Я забежала в какой-то переулок рядом, прижалась к забору и ждала, пока стихнет стрельба. А после снова побрела на ту площадь, потому что мне некуда было в этом городе идти. Таких как я оказалось еще десятка три. Там был уже русский штаб, стояли их машины, бегали их солдаты. А наши пики так и лежали, лишь сдвинутые в кучу к стене. Мы стояли и ждали — если русские победили, и наша жизнь была в их руках, то значит, они за нее и отвечают, как за свою собственность? К нам подошел русский офицер, и на нашем языке спросил, кто мы и что нам надо. Услышав ответ, ушел, но скоро вернулся и сказал, чтобы мы шли с ним в комендатуру, там нас накормят и запишут наши имена и откуда мы, чтобы после отправить по домам. Ну а как кончится война, поедете в Японию. Потому что это уже земля России, и здесь могут жить лишь ее граждане.
Лазарев Михаил Петрович. Размышления о Курильском десанте. Позже, в сильно доработанном виде, войдут в книгу "Тихоокеанский шторм".
Курильский десант. Для кого-то, "еще одна победа советского оружия в этой войне". А для меня — первый экзамен, как командующего. А не командира единственной, пусть и атомной, подлодки, провалившейся на семьдесят лет назад, и оказавшейся против гитлеровского флота в таком же соотношении, как линкор "Миссури" против цусимской эскадры Того. Теперь мне предстояло показать, чего стою я сам, без своего "Воронежа".
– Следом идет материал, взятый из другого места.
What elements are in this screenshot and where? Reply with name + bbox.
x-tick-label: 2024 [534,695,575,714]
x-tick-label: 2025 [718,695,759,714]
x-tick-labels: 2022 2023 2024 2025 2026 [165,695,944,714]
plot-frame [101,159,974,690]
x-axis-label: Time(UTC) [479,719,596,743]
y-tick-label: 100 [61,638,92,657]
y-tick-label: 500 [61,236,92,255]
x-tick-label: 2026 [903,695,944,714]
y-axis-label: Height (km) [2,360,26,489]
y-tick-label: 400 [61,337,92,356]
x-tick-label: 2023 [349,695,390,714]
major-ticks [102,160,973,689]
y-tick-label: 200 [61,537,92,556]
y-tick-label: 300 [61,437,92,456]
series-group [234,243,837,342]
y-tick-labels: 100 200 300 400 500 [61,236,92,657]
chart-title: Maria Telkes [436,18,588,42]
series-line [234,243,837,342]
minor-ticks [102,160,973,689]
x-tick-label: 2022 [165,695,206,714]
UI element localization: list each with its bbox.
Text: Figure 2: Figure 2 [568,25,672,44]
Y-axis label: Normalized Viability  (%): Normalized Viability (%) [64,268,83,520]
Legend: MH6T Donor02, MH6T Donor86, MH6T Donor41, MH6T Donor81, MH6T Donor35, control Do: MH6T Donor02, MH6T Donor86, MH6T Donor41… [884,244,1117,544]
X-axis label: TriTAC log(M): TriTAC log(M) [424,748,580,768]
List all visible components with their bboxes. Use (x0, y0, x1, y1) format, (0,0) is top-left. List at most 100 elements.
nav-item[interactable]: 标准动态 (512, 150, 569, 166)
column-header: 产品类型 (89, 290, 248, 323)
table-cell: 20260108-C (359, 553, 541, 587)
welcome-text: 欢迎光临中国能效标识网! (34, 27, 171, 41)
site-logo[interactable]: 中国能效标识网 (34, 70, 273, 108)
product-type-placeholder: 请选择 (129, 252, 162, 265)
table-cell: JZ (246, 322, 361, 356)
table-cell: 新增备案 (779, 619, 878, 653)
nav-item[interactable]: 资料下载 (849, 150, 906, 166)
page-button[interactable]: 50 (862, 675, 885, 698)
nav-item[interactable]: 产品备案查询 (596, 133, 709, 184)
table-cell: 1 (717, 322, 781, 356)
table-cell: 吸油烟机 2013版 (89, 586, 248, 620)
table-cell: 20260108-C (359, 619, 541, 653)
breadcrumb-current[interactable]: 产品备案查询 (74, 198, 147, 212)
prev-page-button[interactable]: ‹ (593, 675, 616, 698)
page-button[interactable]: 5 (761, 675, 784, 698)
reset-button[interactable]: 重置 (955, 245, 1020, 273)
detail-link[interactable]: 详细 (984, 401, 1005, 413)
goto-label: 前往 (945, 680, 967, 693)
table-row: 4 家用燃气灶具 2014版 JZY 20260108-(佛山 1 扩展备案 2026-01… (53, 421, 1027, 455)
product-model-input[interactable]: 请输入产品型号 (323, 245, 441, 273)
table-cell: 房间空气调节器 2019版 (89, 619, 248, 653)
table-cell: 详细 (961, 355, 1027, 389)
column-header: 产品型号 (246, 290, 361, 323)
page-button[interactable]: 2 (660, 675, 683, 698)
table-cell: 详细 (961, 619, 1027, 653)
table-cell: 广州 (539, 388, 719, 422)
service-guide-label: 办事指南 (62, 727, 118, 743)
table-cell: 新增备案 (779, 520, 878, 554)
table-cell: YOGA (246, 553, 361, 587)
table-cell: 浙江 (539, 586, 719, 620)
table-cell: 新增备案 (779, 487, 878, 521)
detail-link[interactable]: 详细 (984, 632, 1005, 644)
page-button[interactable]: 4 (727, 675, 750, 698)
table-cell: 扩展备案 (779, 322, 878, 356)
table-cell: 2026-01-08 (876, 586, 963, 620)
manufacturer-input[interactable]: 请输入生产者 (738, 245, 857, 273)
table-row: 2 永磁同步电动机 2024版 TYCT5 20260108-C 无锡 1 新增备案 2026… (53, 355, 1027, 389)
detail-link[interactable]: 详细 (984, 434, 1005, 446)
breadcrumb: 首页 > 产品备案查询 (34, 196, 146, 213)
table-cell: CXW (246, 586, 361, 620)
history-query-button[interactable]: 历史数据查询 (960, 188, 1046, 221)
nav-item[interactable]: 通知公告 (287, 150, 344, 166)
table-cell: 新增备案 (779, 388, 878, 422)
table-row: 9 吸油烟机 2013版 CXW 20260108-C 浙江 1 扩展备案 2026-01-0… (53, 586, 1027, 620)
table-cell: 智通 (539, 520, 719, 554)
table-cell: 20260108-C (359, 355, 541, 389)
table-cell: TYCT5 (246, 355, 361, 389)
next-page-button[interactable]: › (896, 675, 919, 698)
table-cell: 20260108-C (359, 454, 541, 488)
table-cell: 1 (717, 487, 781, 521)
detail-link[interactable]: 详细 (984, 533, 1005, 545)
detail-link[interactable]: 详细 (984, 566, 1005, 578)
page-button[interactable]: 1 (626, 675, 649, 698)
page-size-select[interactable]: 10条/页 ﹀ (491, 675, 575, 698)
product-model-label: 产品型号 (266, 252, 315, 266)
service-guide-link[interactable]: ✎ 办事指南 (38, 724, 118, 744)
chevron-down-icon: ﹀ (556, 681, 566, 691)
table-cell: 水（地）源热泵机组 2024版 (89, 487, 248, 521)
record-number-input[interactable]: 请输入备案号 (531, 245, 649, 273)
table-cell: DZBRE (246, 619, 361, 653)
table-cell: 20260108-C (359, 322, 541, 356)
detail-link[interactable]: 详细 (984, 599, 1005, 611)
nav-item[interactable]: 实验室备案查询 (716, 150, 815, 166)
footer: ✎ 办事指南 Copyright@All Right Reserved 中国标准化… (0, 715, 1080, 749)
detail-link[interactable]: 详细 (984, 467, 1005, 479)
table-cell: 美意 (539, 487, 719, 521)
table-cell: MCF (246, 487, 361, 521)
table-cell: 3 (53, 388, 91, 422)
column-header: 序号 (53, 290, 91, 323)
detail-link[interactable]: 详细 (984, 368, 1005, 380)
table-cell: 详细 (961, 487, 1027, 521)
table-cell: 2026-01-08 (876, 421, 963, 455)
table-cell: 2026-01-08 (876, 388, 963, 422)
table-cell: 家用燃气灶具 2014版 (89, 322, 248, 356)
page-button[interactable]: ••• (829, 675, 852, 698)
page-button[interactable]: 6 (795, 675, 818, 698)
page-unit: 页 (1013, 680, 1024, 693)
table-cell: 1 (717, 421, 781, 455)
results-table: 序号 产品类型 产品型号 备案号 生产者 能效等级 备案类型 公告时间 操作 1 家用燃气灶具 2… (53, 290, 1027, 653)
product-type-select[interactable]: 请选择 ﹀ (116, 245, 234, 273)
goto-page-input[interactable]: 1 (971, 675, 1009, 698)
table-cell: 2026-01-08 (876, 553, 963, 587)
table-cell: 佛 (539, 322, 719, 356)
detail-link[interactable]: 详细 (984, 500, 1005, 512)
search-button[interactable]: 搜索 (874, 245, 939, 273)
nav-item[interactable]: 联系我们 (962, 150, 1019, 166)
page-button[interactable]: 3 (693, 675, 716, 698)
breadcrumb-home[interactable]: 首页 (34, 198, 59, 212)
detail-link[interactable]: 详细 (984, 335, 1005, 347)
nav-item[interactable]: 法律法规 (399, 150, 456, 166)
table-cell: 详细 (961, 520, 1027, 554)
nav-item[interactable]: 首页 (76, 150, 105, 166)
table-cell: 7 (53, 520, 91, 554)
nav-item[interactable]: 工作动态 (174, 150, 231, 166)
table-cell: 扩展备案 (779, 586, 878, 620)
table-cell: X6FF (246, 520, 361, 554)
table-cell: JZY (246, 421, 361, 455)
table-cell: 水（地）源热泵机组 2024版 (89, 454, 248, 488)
Традиционно Курильская десантная операция 1945 года находится "в тени" Сахалинской операции. Это объясняется рядом причин — и внешним блеском последней, в ходе которой, на первый взгляд, легко и непринужденно, был освобожден Южный Сахалин, и тем, что Сахалинская операция стала прологом грандиозных сражений, в результате которых навсегда была изменена военно — политическая обстановка на Дальнем Востоке. На этом фоне значительно более тяжелая, "вязкая" Курильская операция, продолжавшаяся больше времени и стоившая нам намного большей крови, как выражается нынче молодое поколение, "не смотрится".